The 1990s were good years for Big Government. In Washington and state capitals, politicians bought popularity and re-election with their unanticipated windfalls of tax dollars. Now the spigot has been cut off. The coming budget wars in state capitals should make for some interesting politics.
That our economic prosperity and stability, along with our national sovereignty and security, is being obliterated by a mountain of debt.
More information here:
Remarks of Under Secretary of the Treasury Fisher to the Columbus Council on World Affairs
"And I sincerely believe, with you, that banking establishments are more dangerous than standing armies; and that the principle of spending money to be paid by posterity, under the name of funding, is but swindling futurity on a large scale."-- Thomas Jefferson to John Taylor, May 28, 1816
"I am not among those who fear the people. They, and not the rich, are our dependence for continued freedom. And to preserve their independence, we must not let our rulers load us with perpetual debt. We must make our election between economy and liberty, or profusion and servitude."--Thomas Jefferson to Samuel Kercheval, July 12, 1816
And under the Republican Controlled House and Senate and White House, the 2000s seem to be even Better Years for even Bigger Government.
In the sense that Kalifornia has become Tiajuana-ized, your sister is right.
I expect to see the day within 10 to 15 yrs. when Calif. is the poorest state in the USA, behind Arkansas and Mississippi, and its famous automania giving way in some cases to donkey carts as in Mexico.
Banking "establishments" against which you rally has nothing to do with that.
American public loves debt -- in general. As a consequence, it load up on it in private, and elects officials that go into public debt. The current situation reflects fully the induring values and preferences of the American people.
Pat's books become best sellers and smart people are willing to pay for their great content. There is no better and honest writer anywhere - that is why people gladly pay him. Pat is only for American interests and that is why those with foreign trade or political interests want him silenced or marginalized.

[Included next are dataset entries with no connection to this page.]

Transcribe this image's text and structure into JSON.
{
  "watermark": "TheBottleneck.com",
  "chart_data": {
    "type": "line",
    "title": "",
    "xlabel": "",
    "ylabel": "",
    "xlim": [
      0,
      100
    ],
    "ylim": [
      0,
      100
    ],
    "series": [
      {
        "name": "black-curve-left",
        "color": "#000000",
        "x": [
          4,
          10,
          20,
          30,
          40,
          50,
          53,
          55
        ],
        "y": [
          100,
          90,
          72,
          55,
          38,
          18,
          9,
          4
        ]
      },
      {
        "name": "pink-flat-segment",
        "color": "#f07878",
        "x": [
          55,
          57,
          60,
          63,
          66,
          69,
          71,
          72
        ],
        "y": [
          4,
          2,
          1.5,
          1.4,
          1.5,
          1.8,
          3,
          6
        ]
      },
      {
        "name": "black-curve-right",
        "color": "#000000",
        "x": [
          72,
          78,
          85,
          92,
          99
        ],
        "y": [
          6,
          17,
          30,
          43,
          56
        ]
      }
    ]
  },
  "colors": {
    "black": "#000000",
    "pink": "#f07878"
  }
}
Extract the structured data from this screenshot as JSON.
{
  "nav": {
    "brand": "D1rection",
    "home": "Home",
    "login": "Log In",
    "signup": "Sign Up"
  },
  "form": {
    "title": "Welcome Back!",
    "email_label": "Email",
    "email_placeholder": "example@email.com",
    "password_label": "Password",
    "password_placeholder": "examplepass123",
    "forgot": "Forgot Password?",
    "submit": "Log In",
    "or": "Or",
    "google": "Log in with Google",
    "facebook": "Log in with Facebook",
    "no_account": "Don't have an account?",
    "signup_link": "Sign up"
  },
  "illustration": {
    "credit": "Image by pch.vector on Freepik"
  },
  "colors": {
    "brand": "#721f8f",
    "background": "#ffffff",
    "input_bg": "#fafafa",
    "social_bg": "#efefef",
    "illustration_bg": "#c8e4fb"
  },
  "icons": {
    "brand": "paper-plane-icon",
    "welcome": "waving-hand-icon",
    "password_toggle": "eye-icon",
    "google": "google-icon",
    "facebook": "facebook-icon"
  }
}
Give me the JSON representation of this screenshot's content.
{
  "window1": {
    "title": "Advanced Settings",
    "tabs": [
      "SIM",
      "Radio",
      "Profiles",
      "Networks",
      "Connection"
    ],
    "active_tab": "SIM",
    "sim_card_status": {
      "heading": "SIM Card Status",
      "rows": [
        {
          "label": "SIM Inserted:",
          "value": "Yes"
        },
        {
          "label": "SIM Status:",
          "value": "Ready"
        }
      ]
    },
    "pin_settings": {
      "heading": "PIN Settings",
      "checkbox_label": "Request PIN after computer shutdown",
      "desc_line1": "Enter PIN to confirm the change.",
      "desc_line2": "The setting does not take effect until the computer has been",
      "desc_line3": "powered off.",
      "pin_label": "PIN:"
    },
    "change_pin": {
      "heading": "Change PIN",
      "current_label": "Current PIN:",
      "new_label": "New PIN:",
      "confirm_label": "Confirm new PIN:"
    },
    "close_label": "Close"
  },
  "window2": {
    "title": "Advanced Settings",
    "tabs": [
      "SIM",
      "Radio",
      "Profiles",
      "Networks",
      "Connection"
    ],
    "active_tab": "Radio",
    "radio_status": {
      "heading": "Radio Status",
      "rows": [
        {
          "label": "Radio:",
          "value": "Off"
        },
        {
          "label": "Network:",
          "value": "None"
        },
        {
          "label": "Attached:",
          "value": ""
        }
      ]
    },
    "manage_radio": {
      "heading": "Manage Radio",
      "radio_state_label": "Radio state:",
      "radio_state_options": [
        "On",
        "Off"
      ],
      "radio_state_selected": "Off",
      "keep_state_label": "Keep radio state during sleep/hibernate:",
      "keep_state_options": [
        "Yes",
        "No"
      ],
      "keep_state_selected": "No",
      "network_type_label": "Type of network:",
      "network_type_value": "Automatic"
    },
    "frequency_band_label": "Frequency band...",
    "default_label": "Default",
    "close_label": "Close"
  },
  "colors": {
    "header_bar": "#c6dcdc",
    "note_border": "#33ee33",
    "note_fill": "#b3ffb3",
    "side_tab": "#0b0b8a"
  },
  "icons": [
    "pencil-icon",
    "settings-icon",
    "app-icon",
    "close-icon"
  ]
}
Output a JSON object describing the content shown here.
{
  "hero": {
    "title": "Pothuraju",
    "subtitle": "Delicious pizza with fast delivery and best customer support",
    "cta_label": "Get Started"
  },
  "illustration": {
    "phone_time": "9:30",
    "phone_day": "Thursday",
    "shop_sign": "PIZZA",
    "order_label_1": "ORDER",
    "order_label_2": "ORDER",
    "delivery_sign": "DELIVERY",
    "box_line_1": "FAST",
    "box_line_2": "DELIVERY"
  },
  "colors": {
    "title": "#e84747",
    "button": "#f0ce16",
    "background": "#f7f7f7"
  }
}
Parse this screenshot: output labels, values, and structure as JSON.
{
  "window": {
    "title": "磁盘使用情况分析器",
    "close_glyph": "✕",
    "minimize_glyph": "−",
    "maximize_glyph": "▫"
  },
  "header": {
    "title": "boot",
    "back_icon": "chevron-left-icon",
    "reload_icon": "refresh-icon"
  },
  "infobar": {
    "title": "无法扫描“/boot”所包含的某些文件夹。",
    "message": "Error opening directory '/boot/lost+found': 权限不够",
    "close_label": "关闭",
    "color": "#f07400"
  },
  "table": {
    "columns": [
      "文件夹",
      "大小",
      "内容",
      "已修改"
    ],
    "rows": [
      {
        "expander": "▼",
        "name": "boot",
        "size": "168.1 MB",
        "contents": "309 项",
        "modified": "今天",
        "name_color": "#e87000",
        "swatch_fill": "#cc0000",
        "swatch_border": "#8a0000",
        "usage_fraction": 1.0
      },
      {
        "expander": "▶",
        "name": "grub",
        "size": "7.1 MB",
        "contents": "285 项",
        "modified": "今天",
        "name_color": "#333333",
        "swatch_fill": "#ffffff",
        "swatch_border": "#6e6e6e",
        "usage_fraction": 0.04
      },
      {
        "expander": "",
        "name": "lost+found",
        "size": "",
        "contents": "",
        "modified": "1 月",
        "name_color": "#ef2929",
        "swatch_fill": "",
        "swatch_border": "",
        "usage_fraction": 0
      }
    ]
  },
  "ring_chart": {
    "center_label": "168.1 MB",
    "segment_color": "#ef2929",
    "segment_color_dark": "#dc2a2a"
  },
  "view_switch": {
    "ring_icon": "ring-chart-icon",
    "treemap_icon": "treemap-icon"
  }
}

As if such establishments don't engage in marketing disinformantion and "spin" regarding the financial condition of our nation.
It is the current level of being spoiled and ungrateful that is too high.
How do you think Bush is paying for this 42 billion dollar debacle known as Homeland Security? The Fed is printing money as fast at the presses will go. How do you think they are paying for that massive education bill, Farm bill? It will catch up, and it's will probably be called inflation.
We have a massive invasion of illegals over three million just since 2000 and no manufacturing jobs. All they are bringing with them is want and need for social services. I'm just so glad your portfolio is looking good, after all, this is all that matters right? This means you will have the resources to move to some safe country when the powder keg your sitting on ignites. Bush has ok'ed Mexican trucks coming into America, their main cargo will be illegal aliens.
The liberals in Cali and NY may not mind the invasion going on, living in their gated communites, but on the other side of those gates civil war, riots and revolution is on the horizon. They better have really strong gates. Bush has about as much chance of having me vote for him again as a snow ball has in Saudi Arabia. But of course if your portfolio is in good shape, you should vote for him again, for the children, everyone's but yours that is.